Rozdział 16

95 8 2
                                    

Po przetarciu twarzy zimną wodą, oparł się o umywalkę i spojrzał na swoje odbicie w lustrze. 

— Czy ty zawsze musisz być takim idiotą? — zapytał sam siebie. — Oczywiście, tylko ty potrafisz wpakować się w takie gówno.

— Wiesz, że to się leczy, koleś.

— Co? Kto tu jest? — Zdezorientowany spojrzał za siebie. Był pewien, że w łazience, po za nim, nie ma już nikogo innego.

Drzwi jednej z ostatnich kabiny otworzyły się i wyjrzał zza nich jasno włosy, blady chłopaczek. Miał na sobie przetarte na kolanach jeansy i luźną, wręcz wiszącą na nim koszulkę.

— Czasami muszę porozmawiać z kimś na tym samym poziomie. — Winchester potarł tył głowy, śmiejąc się.

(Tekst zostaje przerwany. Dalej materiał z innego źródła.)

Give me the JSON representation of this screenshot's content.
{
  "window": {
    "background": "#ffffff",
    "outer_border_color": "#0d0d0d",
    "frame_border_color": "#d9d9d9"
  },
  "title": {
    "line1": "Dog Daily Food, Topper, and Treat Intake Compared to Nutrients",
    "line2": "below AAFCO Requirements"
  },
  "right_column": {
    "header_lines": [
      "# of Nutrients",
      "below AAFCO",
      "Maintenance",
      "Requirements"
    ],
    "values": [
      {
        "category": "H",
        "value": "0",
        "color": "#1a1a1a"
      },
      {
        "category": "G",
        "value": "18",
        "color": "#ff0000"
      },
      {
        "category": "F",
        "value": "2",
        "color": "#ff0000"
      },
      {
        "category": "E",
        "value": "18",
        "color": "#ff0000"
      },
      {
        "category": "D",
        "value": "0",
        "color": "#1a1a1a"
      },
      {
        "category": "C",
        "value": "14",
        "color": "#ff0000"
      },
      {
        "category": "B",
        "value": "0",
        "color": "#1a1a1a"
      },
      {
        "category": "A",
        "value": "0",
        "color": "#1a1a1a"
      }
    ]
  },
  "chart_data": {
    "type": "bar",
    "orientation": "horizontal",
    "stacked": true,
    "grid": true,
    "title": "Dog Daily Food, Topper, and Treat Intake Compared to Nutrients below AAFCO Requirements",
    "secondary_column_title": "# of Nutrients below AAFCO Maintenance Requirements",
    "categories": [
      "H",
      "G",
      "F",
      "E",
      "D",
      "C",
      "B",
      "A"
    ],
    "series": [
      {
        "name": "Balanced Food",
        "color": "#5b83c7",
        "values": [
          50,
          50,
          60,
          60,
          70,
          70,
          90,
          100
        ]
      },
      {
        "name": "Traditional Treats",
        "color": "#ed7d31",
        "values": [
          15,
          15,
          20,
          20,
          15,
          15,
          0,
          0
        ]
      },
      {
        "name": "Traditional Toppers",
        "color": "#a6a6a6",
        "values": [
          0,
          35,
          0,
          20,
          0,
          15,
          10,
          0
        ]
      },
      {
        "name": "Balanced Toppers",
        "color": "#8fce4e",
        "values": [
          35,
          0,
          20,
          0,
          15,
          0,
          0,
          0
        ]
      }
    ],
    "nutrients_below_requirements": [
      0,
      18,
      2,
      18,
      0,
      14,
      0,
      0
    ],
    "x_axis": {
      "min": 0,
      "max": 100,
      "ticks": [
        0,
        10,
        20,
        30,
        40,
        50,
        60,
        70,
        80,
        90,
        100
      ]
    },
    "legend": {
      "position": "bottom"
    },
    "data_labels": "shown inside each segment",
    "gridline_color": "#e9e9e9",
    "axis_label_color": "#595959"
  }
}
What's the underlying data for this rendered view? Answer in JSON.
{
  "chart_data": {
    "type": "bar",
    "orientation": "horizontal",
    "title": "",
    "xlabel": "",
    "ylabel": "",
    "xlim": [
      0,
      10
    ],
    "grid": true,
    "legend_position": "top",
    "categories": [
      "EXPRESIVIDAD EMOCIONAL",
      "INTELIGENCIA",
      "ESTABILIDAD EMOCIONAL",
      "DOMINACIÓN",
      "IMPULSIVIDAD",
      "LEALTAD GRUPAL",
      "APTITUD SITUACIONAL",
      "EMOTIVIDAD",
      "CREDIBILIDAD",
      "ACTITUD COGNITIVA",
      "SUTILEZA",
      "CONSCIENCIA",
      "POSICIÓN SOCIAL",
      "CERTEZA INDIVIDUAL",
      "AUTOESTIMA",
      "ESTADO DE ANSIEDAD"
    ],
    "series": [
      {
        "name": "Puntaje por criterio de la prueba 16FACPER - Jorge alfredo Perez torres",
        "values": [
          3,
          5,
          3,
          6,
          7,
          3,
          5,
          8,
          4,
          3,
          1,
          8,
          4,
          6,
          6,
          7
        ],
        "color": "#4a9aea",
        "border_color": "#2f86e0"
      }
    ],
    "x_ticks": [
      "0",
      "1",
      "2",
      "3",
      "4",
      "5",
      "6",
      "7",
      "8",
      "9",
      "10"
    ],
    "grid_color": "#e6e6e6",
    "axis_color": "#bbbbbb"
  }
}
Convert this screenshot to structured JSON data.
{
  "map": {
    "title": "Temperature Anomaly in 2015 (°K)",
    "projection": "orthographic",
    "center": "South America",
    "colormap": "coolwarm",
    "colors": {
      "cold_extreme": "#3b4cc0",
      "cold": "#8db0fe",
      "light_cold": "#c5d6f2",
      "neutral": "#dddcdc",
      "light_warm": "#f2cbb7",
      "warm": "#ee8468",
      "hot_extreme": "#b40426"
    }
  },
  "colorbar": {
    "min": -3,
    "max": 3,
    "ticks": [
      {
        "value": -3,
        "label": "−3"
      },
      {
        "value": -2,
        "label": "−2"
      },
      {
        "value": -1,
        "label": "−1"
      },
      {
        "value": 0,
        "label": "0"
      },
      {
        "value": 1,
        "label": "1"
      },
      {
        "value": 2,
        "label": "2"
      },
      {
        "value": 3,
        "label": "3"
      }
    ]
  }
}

Chłopak prychnął pod nosem i podszedł do wolnej umywalki. Odkręcił wodę i umył ręce, jednak wciąż patrzył się na Winchestera.

— To w jakie gówno się wpakowałeś? — zapytał,  wycierając ręce w szarą koszulkę.

— Nie gadam o moich problemach z nieznajomymi. — Założył ręce na klatce piersiowej.

— Mądrze — podsumował chłopak, po czym dodał: — mam coś co może ci pomóc.

— Wątpię — Odparował Dean.

Chłopak wzruszył ramionami i sięgnął do kieszeni spodni, by wyciągnąć z nich woreczek z białym proszkiem. Następnie wysypał trochę na blat umywalki i puszczając oczko do Deana, zapytał:

— Masz kartę albo dowód? Nie będę kombinował.

— Pojebało cię człowieku, nie dam ci nic takiego — warknął i już miał się odwrócić by wyjść z łazienki, ale chłopak chwycił go za ramię.

— Okay, okay. Wyluzuj, chcę tylko kreskę.

Dean znał to uczucie, nawet bardziej niż by chciał, dlatego sięgnął do kieszeni i wyciągnął z niej swoją kartę kredytową. Gestem ręki pokazał nieznajomemu, aby ten się odsunął. Wtedy samemu podszedł do umywalki i zabrał się za odpowiednie ułożenie proszku. Chłopak wyszczerzył się i spojrzał ponad ramieniem Winchestera.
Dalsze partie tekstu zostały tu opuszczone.